I couldn't say I'd recommend the Deftones' chest-beating skate-grunge either, although if you're keen on Rage Against the Machine or Henry Rollins, you might be interested to know that the tectonic 'Tones are the heaviest live band I've ever seen. And I'm not just referring to the fact that their guitarist looks like Giant Haystacks. Also, any artist who has been contracted to paint Hell's torments on a Venetian cathedral wall could do worse than to sit in the balcony at the Astoria and sketch the overheated mass of bodies squirming below.

The best band of the night? Well, actually it wasn't a band at all; it was the troop of security men who faced the audience. As a breed, they are infamous for their stony-faced sadism, so it was a genuine joy to see how these bouncers clapped along lustily to the music, cooled the sizzling throng with water pistols, and incited some gleeful crowd-surfing with their come-and-have-a-go gestures and grins. More fun, more tough and more rock'n'roll than all of the evening's musicians put together.

If you went to Thursday's Brat show and saw the three bands supporting Super Furry Animals, you'd predict the return of shoegazing indie guitar bands: lovers of building-site couture, haters of any showmanlike communication with the audience, bearers of the kind of terrible names that only an indie band would go near.

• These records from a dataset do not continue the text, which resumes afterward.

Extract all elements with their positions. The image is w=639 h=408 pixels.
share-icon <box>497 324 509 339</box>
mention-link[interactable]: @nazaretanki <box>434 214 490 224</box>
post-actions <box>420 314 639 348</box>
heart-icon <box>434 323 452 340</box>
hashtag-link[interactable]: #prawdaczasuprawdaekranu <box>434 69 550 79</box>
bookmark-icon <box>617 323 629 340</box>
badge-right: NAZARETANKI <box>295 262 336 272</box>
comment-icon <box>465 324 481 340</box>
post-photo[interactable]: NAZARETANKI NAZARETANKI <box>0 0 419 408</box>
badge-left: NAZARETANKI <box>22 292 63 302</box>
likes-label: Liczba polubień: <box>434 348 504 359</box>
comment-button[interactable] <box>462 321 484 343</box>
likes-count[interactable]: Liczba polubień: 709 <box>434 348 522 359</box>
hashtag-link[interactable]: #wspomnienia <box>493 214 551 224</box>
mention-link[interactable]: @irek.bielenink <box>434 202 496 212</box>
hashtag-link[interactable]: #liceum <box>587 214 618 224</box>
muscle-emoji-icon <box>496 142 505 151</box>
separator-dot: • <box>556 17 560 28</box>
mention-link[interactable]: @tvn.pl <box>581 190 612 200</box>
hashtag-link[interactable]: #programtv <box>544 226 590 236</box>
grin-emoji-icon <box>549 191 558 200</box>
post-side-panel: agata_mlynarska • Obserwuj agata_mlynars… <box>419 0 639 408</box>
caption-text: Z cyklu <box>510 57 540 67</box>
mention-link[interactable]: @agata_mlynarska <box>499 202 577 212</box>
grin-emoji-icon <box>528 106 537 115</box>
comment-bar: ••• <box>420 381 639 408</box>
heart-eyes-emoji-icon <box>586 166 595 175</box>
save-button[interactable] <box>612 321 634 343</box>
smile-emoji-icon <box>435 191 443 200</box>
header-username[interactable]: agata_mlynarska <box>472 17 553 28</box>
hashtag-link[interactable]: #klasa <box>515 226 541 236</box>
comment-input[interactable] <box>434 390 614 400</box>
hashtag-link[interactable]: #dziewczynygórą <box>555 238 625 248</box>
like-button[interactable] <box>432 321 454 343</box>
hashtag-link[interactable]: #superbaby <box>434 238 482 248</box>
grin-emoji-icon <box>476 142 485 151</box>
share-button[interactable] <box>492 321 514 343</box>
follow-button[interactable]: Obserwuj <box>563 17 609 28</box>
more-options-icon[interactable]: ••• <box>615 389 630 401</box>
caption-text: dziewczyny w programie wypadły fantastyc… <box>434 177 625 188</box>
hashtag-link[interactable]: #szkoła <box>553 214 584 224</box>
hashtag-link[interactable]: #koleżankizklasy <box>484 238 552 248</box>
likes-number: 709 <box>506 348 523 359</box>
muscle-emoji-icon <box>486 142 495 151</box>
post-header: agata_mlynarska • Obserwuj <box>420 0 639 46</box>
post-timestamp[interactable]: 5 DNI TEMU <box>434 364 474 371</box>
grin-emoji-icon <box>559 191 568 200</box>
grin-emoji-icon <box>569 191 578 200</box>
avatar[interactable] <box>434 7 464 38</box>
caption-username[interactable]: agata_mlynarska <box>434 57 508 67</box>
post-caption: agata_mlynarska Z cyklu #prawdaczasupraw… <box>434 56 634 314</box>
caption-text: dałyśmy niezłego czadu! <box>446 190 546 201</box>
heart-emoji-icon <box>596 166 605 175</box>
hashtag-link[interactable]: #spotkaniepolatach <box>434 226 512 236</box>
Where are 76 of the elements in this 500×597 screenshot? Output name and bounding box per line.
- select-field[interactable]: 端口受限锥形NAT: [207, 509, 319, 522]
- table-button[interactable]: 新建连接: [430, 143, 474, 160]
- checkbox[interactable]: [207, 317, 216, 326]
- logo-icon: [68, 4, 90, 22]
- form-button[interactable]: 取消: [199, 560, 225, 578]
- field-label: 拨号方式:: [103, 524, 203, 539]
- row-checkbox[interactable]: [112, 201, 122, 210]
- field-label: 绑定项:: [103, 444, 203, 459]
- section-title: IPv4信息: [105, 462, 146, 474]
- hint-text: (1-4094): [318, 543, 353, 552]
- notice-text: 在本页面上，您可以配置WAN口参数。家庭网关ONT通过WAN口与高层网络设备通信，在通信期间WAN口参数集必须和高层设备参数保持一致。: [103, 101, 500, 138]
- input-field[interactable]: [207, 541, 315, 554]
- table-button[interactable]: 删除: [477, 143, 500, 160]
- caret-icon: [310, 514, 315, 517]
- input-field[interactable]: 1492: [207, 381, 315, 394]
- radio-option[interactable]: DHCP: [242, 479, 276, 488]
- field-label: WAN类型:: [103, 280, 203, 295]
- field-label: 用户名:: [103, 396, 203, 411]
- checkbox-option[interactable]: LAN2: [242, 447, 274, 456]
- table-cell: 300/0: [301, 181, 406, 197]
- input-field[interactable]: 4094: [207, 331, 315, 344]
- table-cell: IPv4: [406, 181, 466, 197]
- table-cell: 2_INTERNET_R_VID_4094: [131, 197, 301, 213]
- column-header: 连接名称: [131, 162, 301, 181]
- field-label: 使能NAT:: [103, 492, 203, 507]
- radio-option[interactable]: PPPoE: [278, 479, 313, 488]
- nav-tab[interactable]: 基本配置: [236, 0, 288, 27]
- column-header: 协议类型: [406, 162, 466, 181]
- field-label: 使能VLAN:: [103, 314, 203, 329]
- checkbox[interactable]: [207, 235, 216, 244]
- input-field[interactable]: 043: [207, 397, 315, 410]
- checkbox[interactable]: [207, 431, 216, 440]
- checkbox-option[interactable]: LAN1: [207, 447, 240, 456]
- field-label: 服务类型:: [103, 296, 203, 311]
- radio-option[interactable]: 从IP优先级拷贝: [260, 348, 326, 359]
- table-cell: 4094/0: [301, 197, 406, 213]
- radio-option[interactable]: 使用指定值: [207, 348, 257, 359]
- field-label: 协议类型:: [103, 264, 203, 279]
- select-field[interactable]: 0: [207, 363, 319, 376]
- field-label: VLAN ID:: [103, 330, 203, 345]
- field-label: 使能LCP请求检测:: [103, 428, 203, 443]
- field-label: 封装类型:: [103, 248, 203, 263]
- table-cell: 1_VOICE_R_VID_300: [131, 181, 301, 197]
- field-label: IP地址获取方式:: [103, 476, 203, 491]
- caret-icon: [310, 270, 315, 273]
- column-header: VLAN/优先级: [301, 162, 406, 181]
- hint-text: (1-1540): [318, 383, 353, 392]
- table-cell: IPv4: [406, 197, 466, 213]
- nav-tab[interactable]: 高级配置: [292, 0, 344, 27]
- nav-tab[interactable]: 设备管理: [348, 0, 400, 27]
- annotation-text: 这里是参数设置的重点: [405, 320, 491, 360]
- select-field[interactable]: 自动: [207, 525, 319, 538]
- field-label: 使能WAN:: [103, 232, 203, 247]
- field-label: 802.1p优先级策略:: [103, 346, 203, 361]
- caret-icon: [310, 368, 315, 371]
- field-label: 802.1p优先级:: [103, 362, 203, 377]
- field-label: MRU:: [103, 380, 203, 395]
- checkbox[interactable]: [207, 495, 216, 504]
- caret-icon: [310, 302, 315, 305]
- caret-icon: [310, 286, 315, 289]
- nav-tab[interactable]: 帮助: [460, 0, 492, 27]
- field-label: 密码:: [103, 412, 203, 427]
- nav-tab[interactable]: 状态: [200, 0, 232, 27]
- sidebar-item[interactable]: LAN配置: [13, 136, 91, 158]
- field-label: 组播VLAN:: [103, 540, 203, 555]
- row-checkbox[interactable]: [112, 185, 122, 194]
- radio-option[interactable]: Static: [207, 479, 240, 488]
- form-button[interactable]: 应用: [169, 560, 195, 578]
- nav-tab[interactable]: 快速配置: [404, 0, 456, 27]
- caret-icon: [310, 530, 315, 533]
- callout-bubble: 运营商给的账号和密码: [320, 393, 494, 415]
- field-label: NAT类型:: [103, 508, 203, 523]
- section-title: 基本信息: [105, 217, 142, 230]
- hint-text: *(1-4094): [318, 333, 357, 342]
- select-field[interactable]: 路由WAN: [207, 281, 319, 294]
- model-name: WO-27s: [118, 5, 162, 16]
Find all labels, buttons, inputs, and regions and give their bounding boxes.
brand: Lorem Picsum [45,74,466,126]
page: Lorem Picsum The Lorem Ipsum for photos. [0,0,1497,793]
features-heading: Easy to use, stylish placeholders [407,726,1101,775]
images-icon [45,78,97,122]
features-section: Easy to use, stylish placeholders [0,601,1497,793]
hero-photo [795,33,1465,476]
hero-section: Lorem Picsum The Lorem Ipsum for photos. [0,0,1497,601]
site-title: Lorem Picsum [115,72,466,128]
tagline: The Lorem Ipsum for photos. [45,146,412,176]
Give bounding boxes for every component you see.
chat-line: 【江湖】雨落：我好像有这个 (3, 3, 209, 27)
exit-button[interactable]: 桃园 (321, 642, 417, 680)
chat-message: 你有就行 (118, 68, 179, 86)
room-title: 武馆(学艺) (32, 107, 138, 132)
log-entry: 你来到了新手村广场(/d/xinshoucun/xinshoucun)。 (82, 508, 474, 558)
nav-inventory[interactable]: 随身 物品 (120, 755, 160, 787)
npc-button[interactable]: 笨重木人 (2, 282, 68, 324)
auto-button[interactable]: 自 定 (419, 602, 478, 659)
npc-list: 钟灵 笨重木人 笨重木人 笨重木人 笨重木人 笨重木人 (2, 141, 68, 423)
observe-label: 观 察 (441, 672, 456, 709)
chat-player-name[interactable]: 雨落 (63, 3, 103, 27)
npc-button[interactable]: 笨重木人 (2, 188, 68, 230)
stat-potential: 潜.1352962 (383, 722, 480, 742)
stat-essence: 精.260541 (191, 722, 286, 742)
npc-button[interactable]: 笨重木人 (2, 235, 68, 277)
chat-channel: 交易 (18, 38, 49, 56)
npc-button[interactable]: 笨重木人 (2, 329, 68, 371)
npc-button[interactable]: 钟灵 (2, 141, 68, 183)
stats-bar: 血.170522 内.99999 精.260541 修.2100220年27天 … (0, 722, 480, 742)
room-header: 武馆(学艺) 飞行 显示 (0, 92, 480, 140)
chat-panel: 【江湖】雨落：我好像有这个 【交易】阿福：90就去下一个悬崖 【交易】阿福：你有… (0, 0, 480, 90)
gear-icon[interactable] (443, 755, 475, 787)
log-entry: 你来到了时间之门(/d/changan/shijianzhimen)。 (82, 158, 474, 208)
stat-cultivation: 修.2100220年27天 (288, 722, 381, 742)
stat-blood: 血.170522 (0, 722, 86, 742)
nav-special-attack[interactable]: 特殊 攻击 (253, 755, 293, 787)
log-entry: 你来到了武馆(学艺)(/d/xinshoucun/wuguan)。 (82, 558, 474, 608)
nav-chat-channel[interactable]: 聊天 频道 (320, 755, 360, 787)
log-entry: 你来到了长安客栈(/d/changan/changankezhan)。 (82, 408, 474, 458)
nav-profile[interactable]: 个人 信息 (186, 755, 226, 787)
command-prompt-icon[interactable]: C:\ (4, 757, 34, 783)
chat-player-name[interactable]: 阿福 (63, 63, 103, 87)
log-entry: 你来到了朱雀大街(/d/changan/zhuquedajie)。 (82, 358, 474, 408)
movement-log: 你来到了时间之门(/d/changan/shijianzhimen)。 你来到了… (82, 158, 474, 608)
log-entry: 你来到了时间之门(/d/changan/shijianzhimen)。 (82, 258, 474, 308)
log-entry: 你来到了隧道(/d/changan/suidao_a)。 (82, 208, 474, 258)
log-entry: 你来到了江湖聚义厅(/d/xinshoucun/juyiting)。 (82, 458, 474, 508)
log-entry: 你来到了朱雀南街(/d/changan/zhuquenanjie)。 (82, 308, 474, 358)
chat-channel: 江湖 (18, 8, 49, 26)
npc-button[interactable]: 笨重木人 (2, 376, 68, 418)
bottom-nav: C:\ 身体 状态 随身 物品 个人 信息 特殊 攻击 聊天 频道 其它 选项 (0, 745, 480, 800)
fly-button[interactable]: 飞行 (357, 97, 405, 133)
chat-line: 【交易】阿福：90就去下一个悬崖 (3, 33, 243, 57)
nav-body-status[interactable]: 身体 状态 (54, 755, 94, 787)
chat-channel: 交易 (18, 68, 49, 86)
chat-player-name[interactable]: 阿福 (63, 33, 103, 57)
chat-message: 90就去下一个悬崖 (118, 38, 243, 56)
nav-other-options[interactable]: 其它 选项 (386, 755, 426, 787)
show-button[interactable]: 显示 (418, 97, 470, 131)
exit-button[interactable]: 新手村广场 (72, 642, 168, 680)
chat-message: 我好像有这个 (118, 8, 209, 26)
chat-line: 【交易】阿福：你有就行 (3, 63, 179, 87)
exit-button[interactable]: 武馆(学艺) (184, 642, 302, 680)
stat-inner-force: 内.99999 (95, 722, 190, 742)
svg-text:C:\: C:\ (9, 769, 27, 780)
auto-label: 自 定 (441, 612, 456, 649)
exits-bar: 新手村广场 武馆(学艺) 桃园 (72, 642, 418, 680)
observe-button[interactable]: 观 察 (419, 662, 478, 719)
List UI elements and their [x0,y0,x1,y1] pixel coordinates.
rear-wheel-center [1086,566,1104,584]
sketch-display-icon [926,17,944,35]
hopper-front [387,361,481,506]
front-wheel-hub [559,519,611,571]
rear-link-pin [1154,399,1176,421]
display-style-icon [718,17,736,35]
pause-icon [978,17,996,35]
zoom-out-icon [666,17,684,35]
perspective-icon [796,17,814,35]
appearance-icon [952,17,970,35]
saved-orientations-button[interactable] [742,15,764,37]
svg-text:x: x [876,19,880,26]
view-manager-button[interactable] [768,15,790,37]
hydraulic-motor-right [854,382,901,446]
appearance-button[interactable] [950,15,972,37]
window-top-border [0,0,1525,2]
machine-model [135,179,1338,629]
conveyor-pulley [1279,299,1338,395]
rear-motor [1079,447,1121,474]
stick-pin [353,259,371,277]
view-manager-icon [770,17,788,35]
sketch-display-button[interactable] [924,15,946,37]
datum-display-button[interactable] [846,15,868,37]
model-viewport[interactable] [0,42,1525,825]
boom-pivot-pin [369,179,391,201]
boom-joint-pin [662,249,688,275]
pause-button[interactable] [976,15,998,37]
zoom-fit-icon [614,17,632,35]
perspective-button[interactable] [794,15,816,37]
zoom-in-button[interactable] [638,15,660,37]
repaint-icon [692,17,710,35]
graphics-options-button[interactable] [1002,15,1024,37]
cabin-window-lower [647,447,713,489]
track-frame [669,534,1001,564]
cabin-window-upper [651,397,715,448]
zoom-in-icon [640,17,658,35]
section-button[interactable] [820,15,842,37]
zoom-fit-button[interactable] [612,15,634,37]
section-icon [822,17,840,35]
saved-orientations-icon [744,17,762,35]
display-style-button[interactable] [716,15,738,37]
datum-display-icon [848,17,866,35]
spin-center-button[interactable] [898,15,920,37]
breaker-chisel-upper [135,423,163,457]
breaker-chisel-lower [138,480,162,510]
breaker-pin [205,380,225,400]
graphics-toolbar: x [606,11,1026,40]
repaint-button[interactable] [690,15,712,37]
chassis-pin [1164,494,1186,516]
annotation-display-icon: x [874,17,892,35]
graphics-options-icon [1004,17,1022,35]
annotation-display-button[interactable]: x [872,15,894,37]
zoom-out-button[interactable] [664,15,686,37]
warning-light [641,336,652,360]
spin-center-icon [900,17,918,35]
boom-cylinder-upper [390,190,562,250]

Worst name of the evening, and indeed of all time, was Campag Velocet, this year's Stone Roses revivalists. They've got the funky drumbeat and the endless, albeit pleasant, guitar meanderings. What they don't have are the pop melodies, possibly because their singer opts for a Keith- from-the Prodigy manner of declamation. However, this style only really works if your head is adorned with spikes of hair and metal: a red sweatshirt and a centre parting are no substitute.

My favourites of the week's less-established acts were two Scottish bands on the Chemikal Underground label, Arab Strap and Mogwai. At first glance, neither sounds tempting: Mogwai are the indie Shadows, and Arab Strap's show centres on a young man sitting on a stool and mumbling sombre stories through his beard. However, Aidan Moffat's fag-ash-grey reminiscences of love, loss and hangovers in Falkirk are vividly Irvine Welsh-like (if only they could have been heard over the audience's chattering), and the band's flowing accompaniment tugs the heartstrings. Maybe I'm biased, though, as I've already proclaimed Arab Strap to be the next big thing. At the start of 1997. Can't win 'em all. Finally, Mogwai are tidal, atmospheric, hypnotic, unpretentious and entirely instrumental. And given how many of the bands above were let down by their singers, who can blame them?

New trends for '98? Well, having tabulated my observations of the 11 newish bands I saw this week, I can safely say that pop music over the next 12 months will be very loud, and will have no women in it whatsoever.